The title says “No Spin”, but of course there’s spin in it. Warne is a highly opinionated high-achiever — of course he would make his book an espousal of the way he lived his life, defending his wrongs and trumpeting his triumphs. Incidentally, the chapter in which he discusses his bowling is by far the best part of the book.

Rare genius

If you loved very high level of sporting skill, Warne’s bowling was champagne for the eye. But his book isn’t champagne for the mind.

Warne writes that he wasn’t “academic”. He has never fully read a book. A look at his Twitter timeline assures you that his preoccupations are not outrageously intellectual. It’s not food for thought that he craves. His interests lie in sport, money, girls, pizza, poker, gambling, cake, apparel, endorsements, golf. Warne knows that he’s a top product — with 3.4 million followers on Twitter — and he burnishes Brand Warne with assiduity. It’s a full-time job. He doesn’t strain his intellect too much.  

Warne is rather inclined to be charmingly naïve on such things as the theory of evolution — if we evolved from monkeys, why are monkeys still around, he wonders. The book doesn’t force you to reflect too much — it clearly is not a product of great reflection. This is odd — the co-writer, Mark Nicholas, is a celebrated commentator and writer. Why couldn’t he draw out the more thoughtful aspects of Warne’s personality? It is possible.
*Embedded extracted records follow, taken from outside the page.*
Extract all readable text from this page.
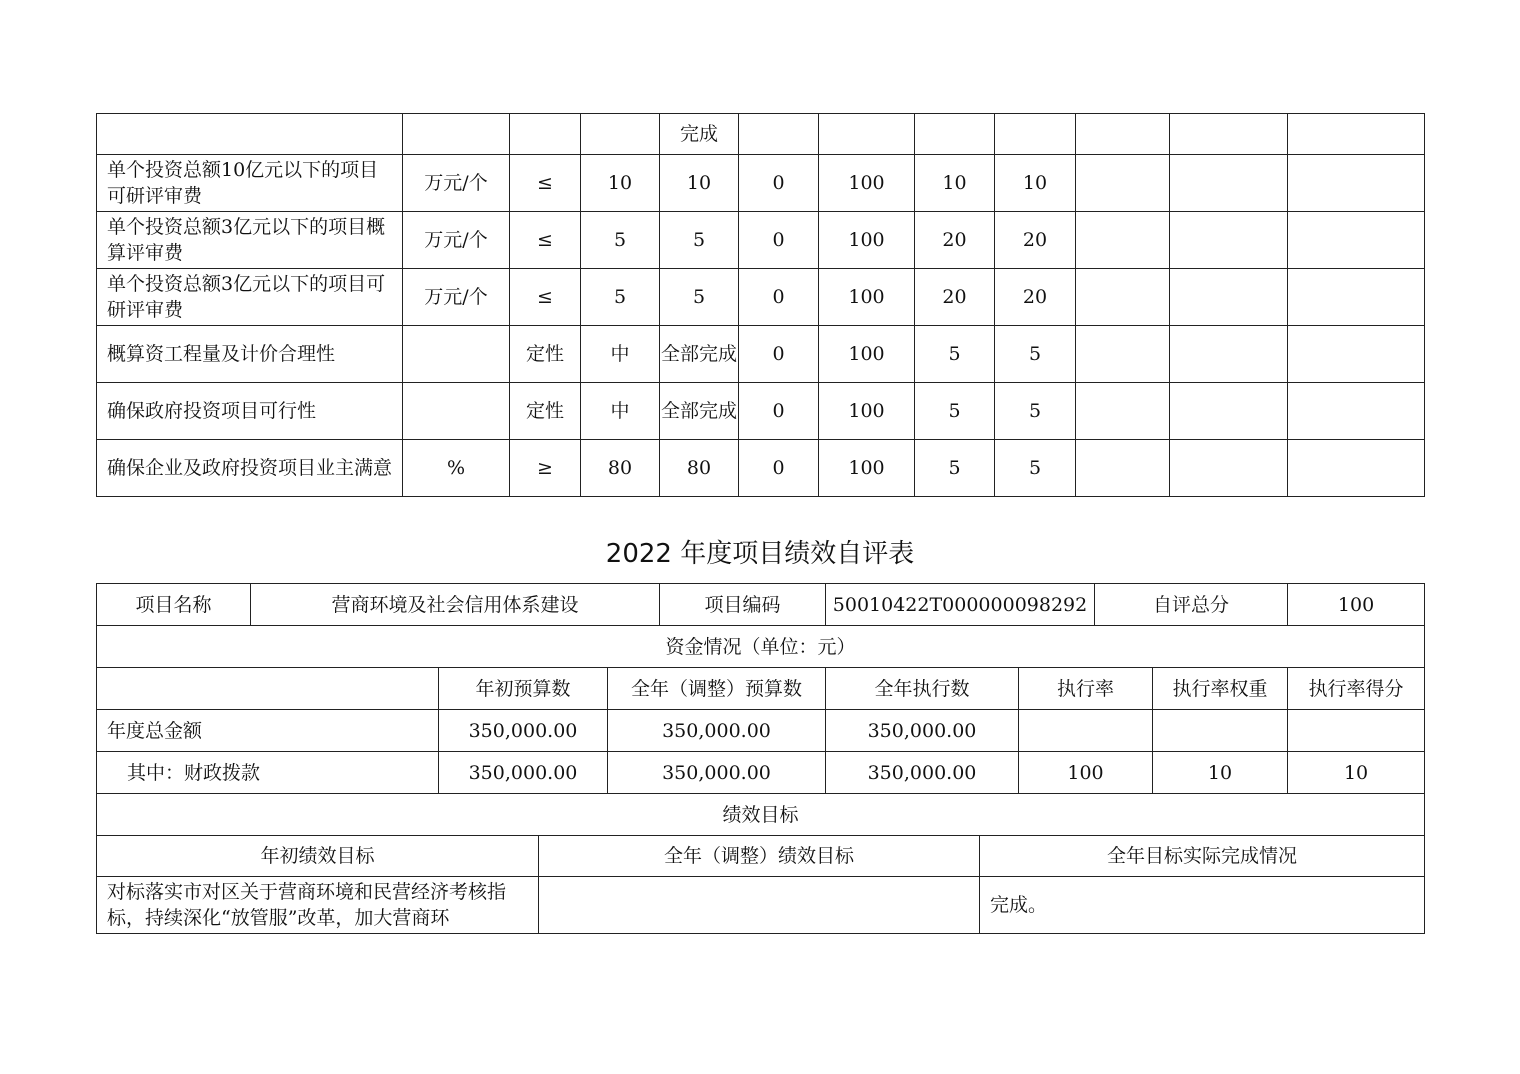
				完成							
单个投资总额10亿元以下的项目可研评审费	万元/个	≤	10	10	0	100	10	10			
单个投资总额3亿元以下的项目概算评审费	万元/个	≤	5	5	0	100	20	20			
单个投资总额3亿元以下的项目可研评审费	万元/个	≤	5	5	0	100	20	20			
概算资工程量及计价合理性		定性	中	全部完成	0	100	5	5			
确保政府投资项目可行性		定性	中	全部完成	0	100	5	5			
确保企业及政府投资项目业主满意	%	≥	80	80	0	100	5	5			
2022 年度项目绩效自评表
项目名称	营商环境及社会信用体系建设			项目编码	50010422T000000098292		自评总分		100
资金情况（单位：元）									
		年初预算数	全年（调整）预算数		全年执行数	执行率		执行率权重	执行率得分
年度总金额		350,000.00	350,000.00		350,000.00				
其中：财政拨款		350,000.00	350,000.00		350,000.00	100		10	10
绩效目标									
年初绩效目标	全年（调整）绩效目标	全年目标实际完成情况
对标落实市对区关于营商环境和民营经济考核指标，持续深化“放管服”改革，加大营商环		完成。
For instance, Mike Tyson’s ghostwriter, Larry Ratso Sloman, managed to make Tyson reflect on some deep issues in two books. 

But Nicholas has deliberately kept himself back — as he’s written in his Author’s Note, his main role in the book was to bring the voice recorder and keep the expletives out of the text. 
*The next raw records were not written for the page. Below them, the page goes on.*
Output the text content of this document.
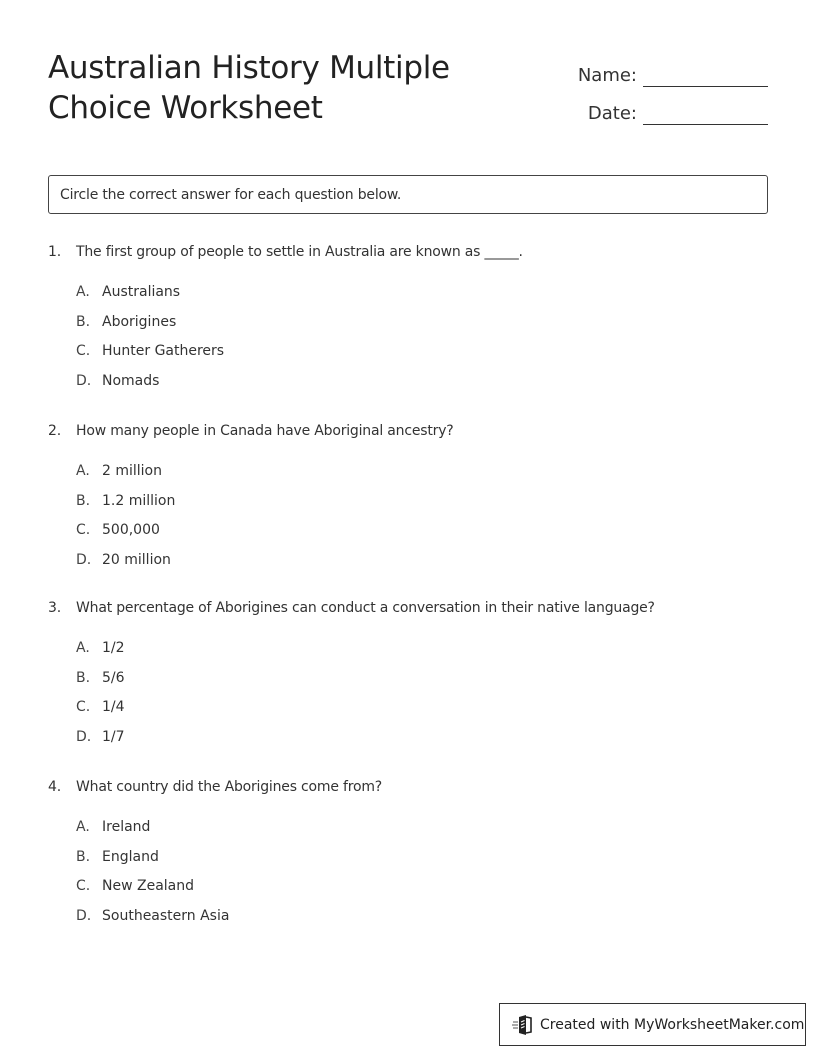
Australian History Multiple Choice Worksheet
Name:
Date:
Circle the correct answer for each question below.
1.	The first group of people to settle in Australia are known as _____.
A. Australians
B. Aborigines
C. Hunter Gatherers
D. Nomads
2.	How many people in Canada have Aboriginal ancestry?
A. 2 million
B. 1.2 million
C. 500,000
D. 20 million
3.	What percentage of Aborigines can conduct a conversation in their native language?
A. 1/2
B. 5/6
C. 1/4
D. 1/7
4.	What country did the Aborigines come from?
A. Ireland
B. England
C. New Zealand
D. Southeastern Asia
Created with MyWorksheetMaker.com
It’s in the “stream of consciousness” format, says Nicholas. Such a method might elicit deep insights from a sympathetic and empathic man. Warne, though, is not that. He can be an abrasive man who is known to swear at children who come to him for an autograph during his smoke break.

Third book

The book speaks to you in a familiar, confidential tone — an Australian buddy telling you his life story over a beer. Warne shuns pretension and sentiment and keeps to story-telling.

It is quite a story — an outrageously talented kid from a working class family from suburban Melbourne who is now counted among the greatest cricketers of all time. The trouble is that this story has been told before, several times. Warne himself has two earlier autobiographies — with two different ghostwriters — to his credit. The essential Warne has been brought out beautifully by Gideon Haigh in his On Warne. There’s very little that’s ground-breakingly new in his third autobiography — he’s been quite busy on Twitter and behind the commentator’s mike all these years.

Oh, he does have a regret — having brought embarrassment to his two daughters and one son through his antics. 

He says he often wishes he were wiser. Then he wouldn’t be Warney.